München Siemens-Chef Joe Kaeser will aus dem lange Zeit eher schwerfälligen Tanker einen agilen Flottenverband machen. Bislang kommt die Transformation gut voran: In den vergangenen Monaten nahm die Siemens-Flotte weiter an Fahrt auf.

Der Umsatz wuchs im zweiten Quartal des Geschäftsjahres 2016/17 um sechs Prozent auf 20,2 Milliarden Euro. Auf vergleichbarer Basis war dies immerhin ein Plus von fünf Prozent. Das operative Ergebnis der Industriegeschäfte verbesserte sich um 18 Prozent auf 2,5 Milliarden Euro. Dies entsprach einer Umsatzrendite von 12,1 Prozent. „Wir haben wiederum eine starke Teamleistung gezeigt und uns erneut besser entwickelt als die Märkte“, sagte Konzernchef Joe Kaeser.

Das Umfeld hat sich für die gesamte Branche zuletzt aufgehellt. So vermeldete der Erzrivale General Electric für das Quartal einen Umsatz von 27,7 Milliarden Dollar. Bereinigt man die Zahlen um Währungs- und Portfolioeffekte, bedeutet dies laut GE ein organisches Wachstum von sieben Prozent. Analysten hatten im Schnitt nur mit einem Umsatz von 26,4 Milliarden Dollar gerechnet. Zum Vergleich: Bei Siemens lag das Wachstum von Januar bis März organisch bei fünf Prozent.

Auch der lange Jahre eher wachstumsschwache ABB-Konzern konnte ordentliche Zahlen vermelden. Zwar sanken die Erlöse auf Dollarbasis leicht auf 7,8 Milliarden Dollar. Bereinigt entsprach dies aber einem Zuwachs von drei Prozent. „Der Anspruch ist, nun weiter organisch zu wachsen“, kündigte ABB-Chef Ulrich Spiesshofer im Gespräch mit dem Handelsblatt. In einem vollen Geschäftsjahr war dies ABB zuletzt 2014 gelungen.

Noch wichtiger sind für die Infrastrukturanbieter die Auftragseingänge, also die Umsätze von morgen. Siemens verbuchte hier zwar auf vergleichbarer Basis nur einen Zuwachs von einem Prozent auf 22,6 Milliarden Euro. Allerdings entfiel auf den Vorjahreszeitraum unter andere, ein Großauftrag aus Ägypten von anteilig 3,1 Milliarden Euro.

Bei ABB waren die neuen Bestellungen auf Dollarbasis um neun Prozent auf 8,4 Milliarden Dollar gesunken. Auf vergleichbarer Basis blieb noch ein kleines Minus von drei Prozent. GE konnte die Auftragseingänge auf organischer Basis dagegen um sieben Prozent auf 25,7 Milliarden Dollar steigern. Vor allem das Service-Geschäft und die Digitalumsätze wuchsen deutlich.

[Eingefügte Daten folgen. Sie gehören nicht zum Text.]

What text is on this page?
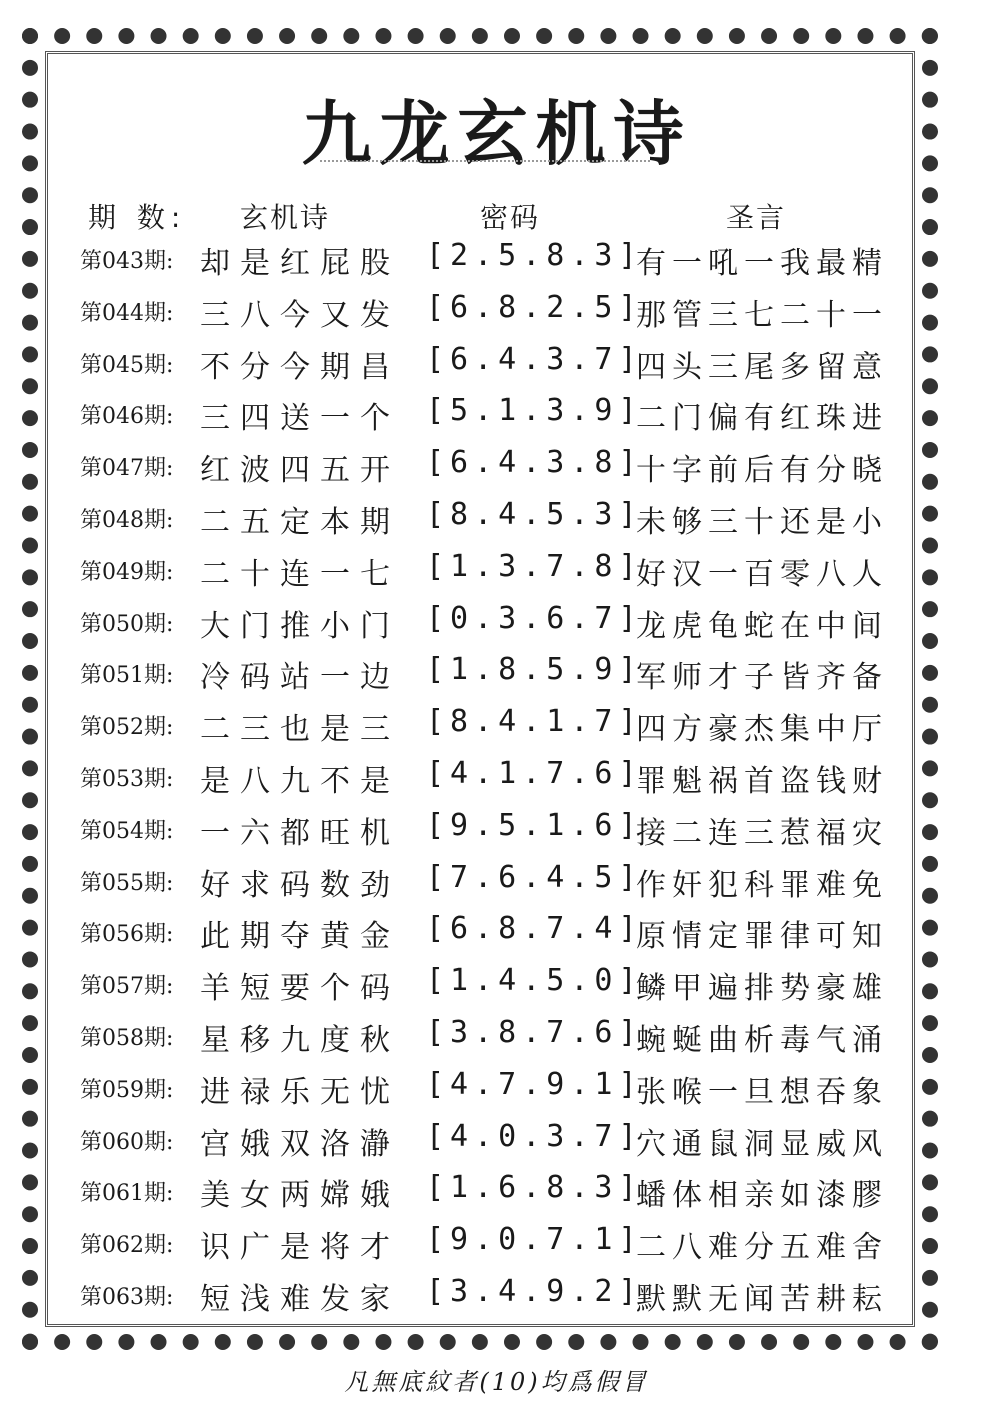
九龙玄机诗
期 数: 玄机诗	密码	圣言
第043期: 却是红屁股 [2.5.8.3]
有一吼一我最精
第044期: 三八今又发 [6.8.2.5]
那管三七二十一
第045期: 不分今期昌 [6.4.3.7]
四头三尾多留意
第046期: 三四送一个 [5.1.3.9]
二门偏有红珠进
第047期: 红波四五开 [6.4.3.8]
十字前后有分晓
第048期: 二五定本期 [8.4.5.3]
未够三十还是小
第049期: 二十连一七 [1.3.7.8]
好汉一百零八人
第050期: 大门推小门 [0.3.6.7]
龙虎龟蛇在中间
第051期: 冷码站一边 [1.8.5.9]
军师才子皆齐备
第052期: 二三也是三 [8.4.1.7]
四方豪杰集中厅
第053期: 是八九不是 [4.1.7.6]
罪魁祸首盗钱财
第054期: 一六都旺机 [9.5.1.6]
接二连三惹福灾
第055期: 好求码数劲 [7.6.4.5]
作奸犯科罪难免
第056期: 此期夺黄金 [6.8.7.4]
原情定罪律可知
第057期: 羊短要个码 [1.4.5.0]
鳞甲遍排势豪雄
第058期: 星移九度秋 [3.8.7.6]
蜿蜒曲析毒气涌
第059期: 进禄乐无忧 [4.7.9.1]
张喉一旦想吞象
第060期: 宫娥双洛瀞 [4.0.3.7]
穴通鼠洞显威风
第061期: 美女两嫦娥 [1.6.8.3]
蟠体相亲如漆膠
第062期: 识广是将才 [9.0.7.1]
二八难分五难舍
第063期: 短浅难发家 [3.4.9.2]
默默无闻苦耕耘
凡無底紋者(10)均爲假冒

Auch bei der Profitabilität machte Siemens in fast allen Geschäften Fortschritte. Nur die kriselnde Division Prozessindustrie und Antriebe, die unter den niedrigen Ölpreisen leidet, verfehlte die Renditevorgaben der Konzernführung. Der Nettogewinn stagnierte bei 1,5 Milliarden Euro. Siemens begründete dies unter anderem mit einer niedrigeren Steuerquote.


Lücke zur Konkurrenz geschlossen

Auch die Konkurrenten hatten die Ertragskraft gesteigert. So verbesserte sich bei ABB der Nettogewinn von 500 Millionen auf 724 Millionen Dollar. GE verbesserte das Nettoergebnis, das immer auch von Sonderfaktoren beeinflusst wird, von 228 auf 653 Millionen Dollar. Allerdings enttäuschten die Amerikaner beim Cashflow, der im Industriegeschäft mit einem Minus von 1,6 Milliarden Dollar negativ war. Laut Finanzvorstand Jeffrey Bornstein lagen einige Aufträge zeitlich ungünstig, das Geld wurde in den ersten drei Monaten noch nicht überwiesen.

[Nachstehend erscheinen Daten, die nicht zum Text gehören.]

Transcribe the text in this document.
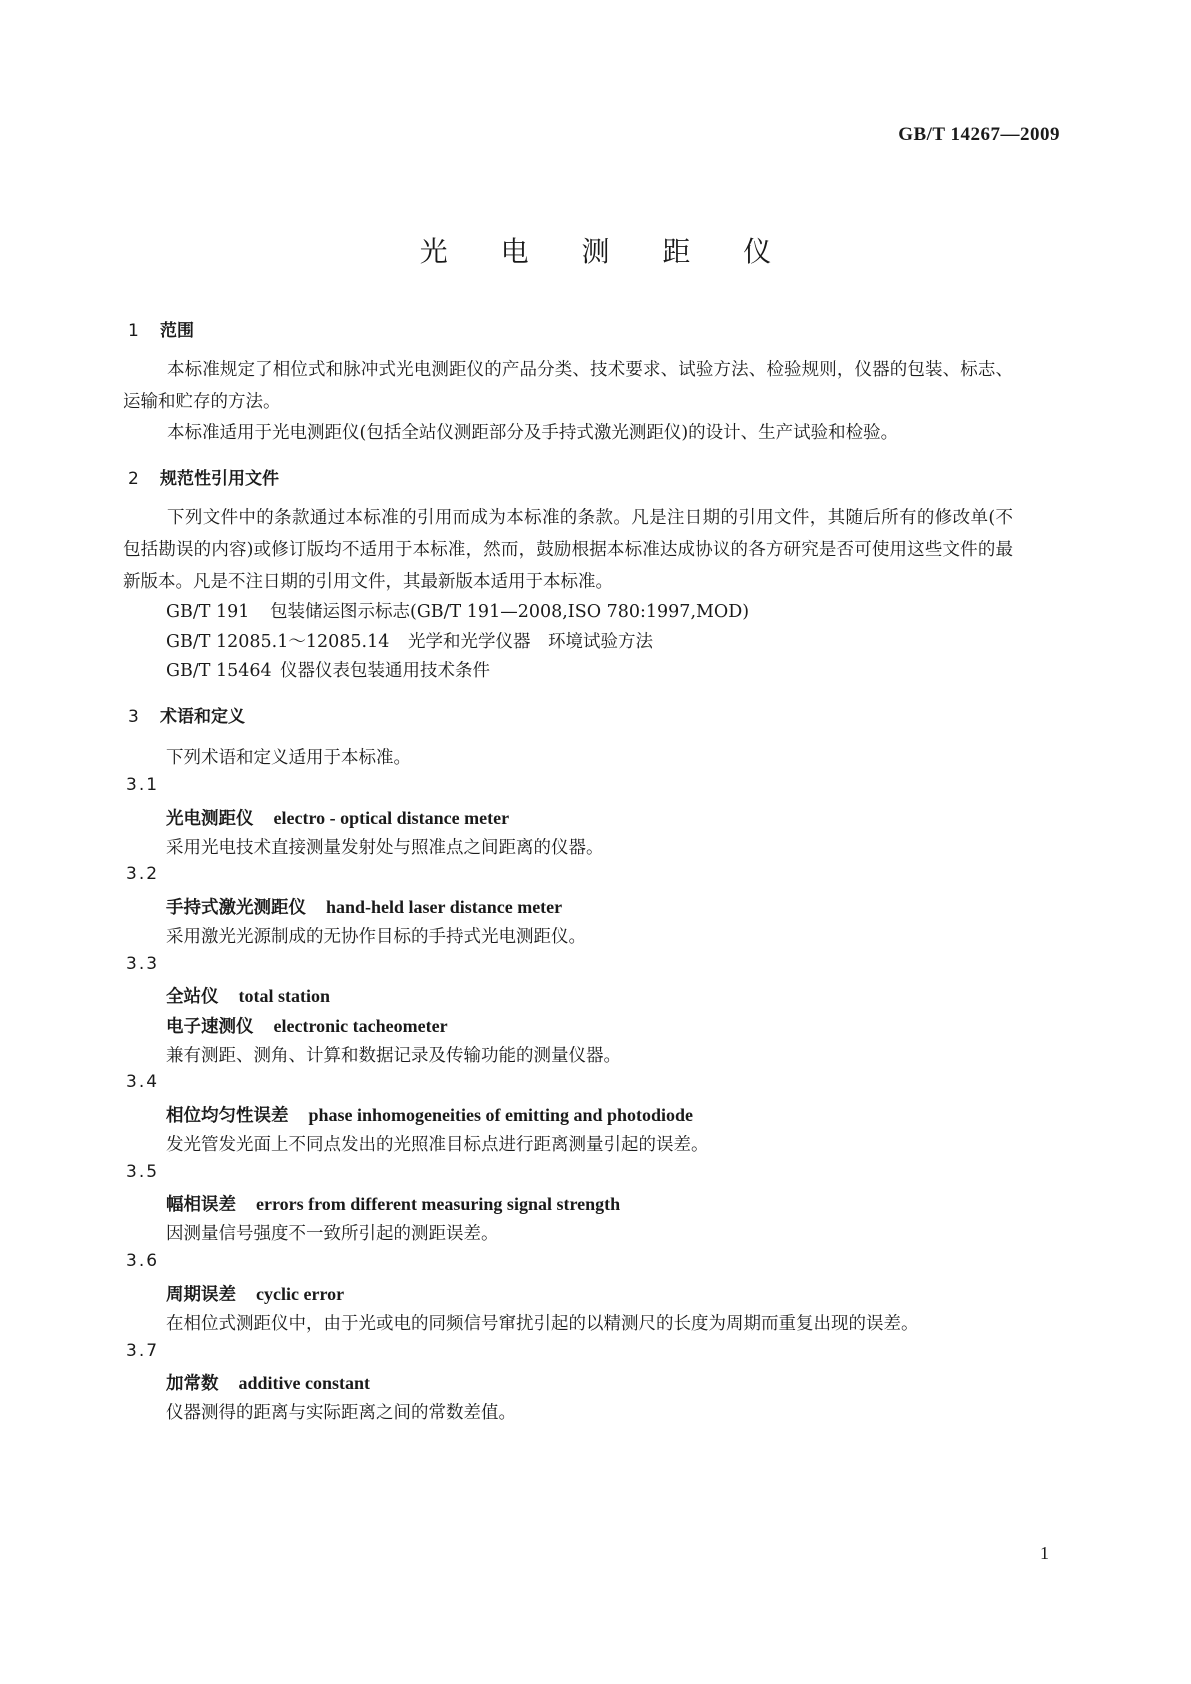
GB/T 14267—2009
光 电 测 距 仪
1 范围
本标准规定了相位式和脉冲式光电测距仪的产品分类、技术要求、试验方法、检验规则，仪器的包装、标志、运输和贮存的方法。
本标准适用于光电测距仪(包括全站仪测距部分及手持式激光测距仪)的设计、生产试验和检验。
2 规范性引用文件
下列文件中的条款通过本标准的引用而成为本标准的条款。凡是注日期的引用文件，其随后所有的修改单(不包括勘误的内容)或修订版均不适用于本标准，然而，鼓励根据本标准达成协议的各方研究是否可使用这些文件的最新版本。凡是不注日期的引用文件，其最新版本适用于本标准。
GB/T 191 包装储运图示标志(GB/T 191—2008,ISO 780:1997,MOD)
GB/T 12085.1～12085.14 光学和光学仪器　环境试验方法
GB/T 15464 仪器仪表包装通用技术条件
3 术语和定义
下列术语和定义适用于本标准。
3.1
光电测距仪 electro - optical distance meter
采用光电技术直接测量发射处与照准点之间距离的仪器。
3.2
手持式激光测距仪 hand-held laser distance meter
采用激光光源制成的无协作目标的手持式光电测距仪。
3.3
全站仪 total station
电子速测仪 electronic tacheometer
兼有测距、测角、计算和数据记录及传输功能的测量仪器。
3.4
相位均匀性误差 phase inhomogeneities of emitting and photodiode
发光管发光面上不同点发出的光照准目标点进行距离测量引起的误差。
3.5
幅相误差 errors from different measuring signal strength
因测量信号强度不一致所引起的测距误差。
3.6
周期误差 cyclic error
在相位式测距仪中，由于光或电的同频信号窜扰引起的以精测尺的长度为周期而重复出现的误差。
3.7
加常数 additive constant
仪器测得的距离与实际距离之间的常数差值。
1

Siemens-Chef Kaeser hatte vor knapp vier Jahren den Konzern mit dem Anspruch übernommen, die Lücke zu den besten Konkurrenten zu schließen. Er verschlankte die Strukturen, und übernahm den US-Kompressorenhersteller Dresser-Rand sowie weitere Softwarefirmen. Unter seiner Führung entwickelt sich Siemens stärker in Richtung einer Holding – was vor allem im Arbeitnehmerlager nicht ganz unumstritten ist. Die Medizintechniksparte soll unter dem Namen Healthineers an die Börse kommen.

Diesen Schritt hat das Windkraftgeschäft durch die Fusion mit der spanischen Gamesa bereits hinter sich. Auch für die Vorzeige-Division Digitale Fabrik brachte Kaeser einen Börsengang ins Gespräch. Die IG Metall warnte vor einer weitere „Zergliederung“ von Siemens – allerdings hatte der Aufsichtsrat die einzelnen Schritte bisher einvernehmlich mitgetragen.

In Konzernkreisen wird betont, Kaeser plane keinesfalls eine reine Finanzholding. Für jedes Geschäft werde einzeln geprüft, ob es besser in den Konzern integriert oder mit etwas mehr Freiraum ausgestattet wird. Die Mehrheit an der Windkraft hat Siemens behalten, auch bei den Healthineers ist das geplant.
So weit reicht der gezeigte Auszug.